Clutter in any area of our lives can be detrimental to our success, but relational clutter can be deadly to dreams–your dreams & the dreams of others.  While being the singles director I enforced frequent self evaluations.  I didn’t know the meaning of P.D.C.A.– plan, do, check & adjust– but I did understand we have to frequently look inside out to see if we are progressing or digressing.  Don’t enter another relationship with “junk in your trunk.”  I challenge you to read this quote & apply it to your sphere of relationships. “Most people stay the same person and attract the very things they want to repel” – Claude Hamilton. I will not be like most people.
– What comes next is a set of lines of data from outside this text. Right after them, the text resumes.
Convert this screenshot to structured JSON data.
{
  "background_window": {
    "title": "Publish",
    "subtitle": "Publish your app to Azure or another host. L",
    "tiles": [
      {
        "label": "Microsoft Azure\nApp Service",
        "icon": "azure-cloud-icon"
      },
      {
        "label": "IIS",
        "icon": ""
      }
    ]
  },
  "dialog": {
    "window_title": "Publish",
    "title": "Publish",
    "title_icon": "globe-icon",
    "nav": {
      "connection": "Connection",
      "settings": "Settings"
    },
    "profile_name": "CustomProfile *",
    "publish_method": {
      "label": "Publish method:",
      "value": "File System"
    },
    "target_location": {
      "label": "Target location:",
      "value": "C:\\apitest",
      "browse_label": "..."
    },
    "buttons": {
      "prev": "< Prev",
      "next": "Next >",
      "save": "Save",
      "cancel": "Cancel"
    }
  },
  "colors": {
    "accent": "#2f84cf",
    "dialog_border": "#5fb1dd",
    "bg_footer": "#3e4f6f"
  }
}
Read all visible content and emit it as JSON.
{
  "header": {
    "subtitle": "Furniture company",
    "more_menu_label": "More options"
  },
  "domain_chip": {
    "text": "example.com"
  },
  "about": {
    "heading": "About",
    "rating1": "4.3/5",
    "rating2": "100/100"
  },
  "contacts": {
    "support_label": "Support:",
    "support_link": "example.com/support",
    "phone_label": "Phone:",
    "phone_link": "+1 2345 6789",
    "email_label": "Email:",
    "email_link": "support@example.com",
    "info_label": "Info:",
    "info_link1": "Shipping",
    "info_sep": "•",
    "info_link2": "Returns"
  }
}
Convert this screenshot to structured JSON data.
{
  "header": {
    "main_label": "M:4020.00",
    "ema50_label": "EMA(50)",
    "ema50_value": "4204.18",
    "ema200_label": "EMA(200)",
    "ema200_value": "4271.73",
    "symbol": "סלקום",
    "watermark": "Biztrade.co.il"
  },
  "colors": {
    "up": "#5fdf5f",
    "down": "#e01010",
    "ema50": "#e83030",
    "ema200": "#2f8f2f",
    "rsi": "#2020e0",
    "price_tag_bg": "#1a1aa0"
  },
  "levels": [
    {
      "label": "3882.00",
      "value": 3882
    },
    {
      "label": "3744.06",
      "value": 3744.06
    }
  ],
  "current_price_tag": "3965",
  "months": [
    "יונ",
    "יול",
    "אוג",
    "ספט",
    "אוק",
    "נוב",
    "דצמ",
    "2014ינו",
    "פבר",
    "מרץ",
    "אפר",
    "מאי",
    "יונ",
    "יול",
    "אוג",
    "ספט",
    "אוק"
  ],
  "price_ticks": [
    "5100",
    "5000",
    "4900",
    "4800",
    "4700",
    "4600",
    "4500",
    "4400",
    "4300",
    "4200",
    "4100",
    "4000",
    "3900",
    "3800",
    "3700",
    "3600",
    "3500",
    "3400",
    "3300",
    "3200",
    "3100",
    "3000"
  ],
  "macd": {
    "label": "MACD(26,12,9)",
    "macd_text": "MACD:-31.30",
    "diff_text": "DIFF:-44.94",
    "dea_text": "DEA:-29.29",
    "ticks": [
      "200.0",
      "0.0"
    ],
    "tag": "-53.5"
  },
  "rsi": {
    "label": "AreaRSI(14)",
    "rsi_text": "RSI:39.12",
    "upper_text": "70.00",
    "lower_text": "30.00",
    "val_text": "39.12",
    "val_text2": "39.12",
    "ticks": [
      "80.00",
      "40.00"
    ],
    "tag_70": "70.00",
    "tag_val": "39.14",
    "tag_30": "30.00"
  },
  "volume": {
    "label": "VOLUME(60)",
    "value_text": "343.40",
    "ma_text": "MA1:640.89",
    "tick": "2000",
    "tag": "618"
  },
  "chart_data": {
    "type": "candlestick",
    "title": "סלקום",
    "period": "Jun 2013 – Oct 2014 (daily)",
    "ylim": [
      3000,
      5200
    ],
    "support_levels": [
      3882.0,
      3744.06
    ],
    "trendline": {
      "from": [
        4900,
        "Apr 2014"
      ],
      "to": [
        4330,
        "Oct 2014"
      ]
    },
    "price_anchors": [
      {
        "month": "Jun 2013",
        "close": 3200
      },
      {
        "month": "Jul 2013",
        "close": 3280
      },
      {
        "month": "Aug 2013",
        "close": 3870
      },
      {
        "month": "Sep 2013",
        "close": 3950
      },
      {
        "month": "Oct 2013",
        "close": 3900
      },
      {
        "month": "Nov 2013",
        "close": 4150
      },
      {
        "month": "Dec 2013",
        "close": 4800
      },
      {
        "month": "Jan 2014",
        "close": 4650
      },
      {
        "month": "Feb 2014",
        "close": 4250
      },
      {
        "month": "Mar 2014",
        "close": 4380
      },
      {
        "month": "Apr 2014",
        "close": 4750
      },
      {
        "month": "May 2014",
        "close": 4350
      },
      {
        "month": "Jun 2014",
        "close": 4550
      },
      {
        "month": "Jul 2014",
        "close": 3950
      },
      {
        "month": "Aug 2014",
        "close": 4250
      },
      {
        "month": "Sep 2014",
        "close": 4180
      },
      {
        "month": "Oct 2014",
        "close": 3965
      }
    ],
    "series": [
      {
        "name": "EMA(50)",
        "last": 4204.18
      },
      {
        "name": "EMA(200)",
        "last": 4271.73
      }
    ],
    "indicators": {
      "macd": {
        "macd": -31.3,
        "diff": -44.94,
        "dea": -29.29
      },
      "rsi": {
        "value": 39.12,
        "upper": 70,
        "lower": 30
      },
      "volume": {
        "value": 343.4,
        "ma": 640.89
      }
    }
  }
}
The second & last category of clutter I wish to discuss is in your thinking.  You may have thought this was going to be a blog on crammed junk drawers, closets overflowing with memorabilia you need to trash, or clothes from 3 sizes ago you will never wear again.  It is.  The way you think is directly related to all those things.  I recently read the brain can’t entertain more than one dominant thought at a time.  Why then do we insist on those dominant thoughts being negative ones?  Why do we keep those clothes that are either out of style or no longer fit?  Why do you see people you haven’t seen in years & they have never changed their hairstyle? Why do you visit friends & leave feeling like you want to go home & throw away everything?  Do you ever ride with someone else & it leaves you wanting to take your car to be detailed?  We hoard for many reasons.  There are great discussions on this subject & I will not attempt to discuss them.  What I will discuss is simply this.  A trip to the mirror of your choice will answer many of the reasons for the behavior listed above.  You are not happy with yourself.  You do not believe in yourself.  You have listened to the wrong people saying the wrong things about you instead of listening to what your creator says.  I think the Bible says you are the apple of His eye. You are fearfully & wonderfully made.  He records the conversations you have about Him & He collects your tears.  If he has engraved your name on the palm of His hand, why would you ever believe you are not worthy?  This goes way beyond someone having a tattoo of your name on their bicep!  You clutter your mind with way to many, “What if’s?” rather than asking, “Why not?”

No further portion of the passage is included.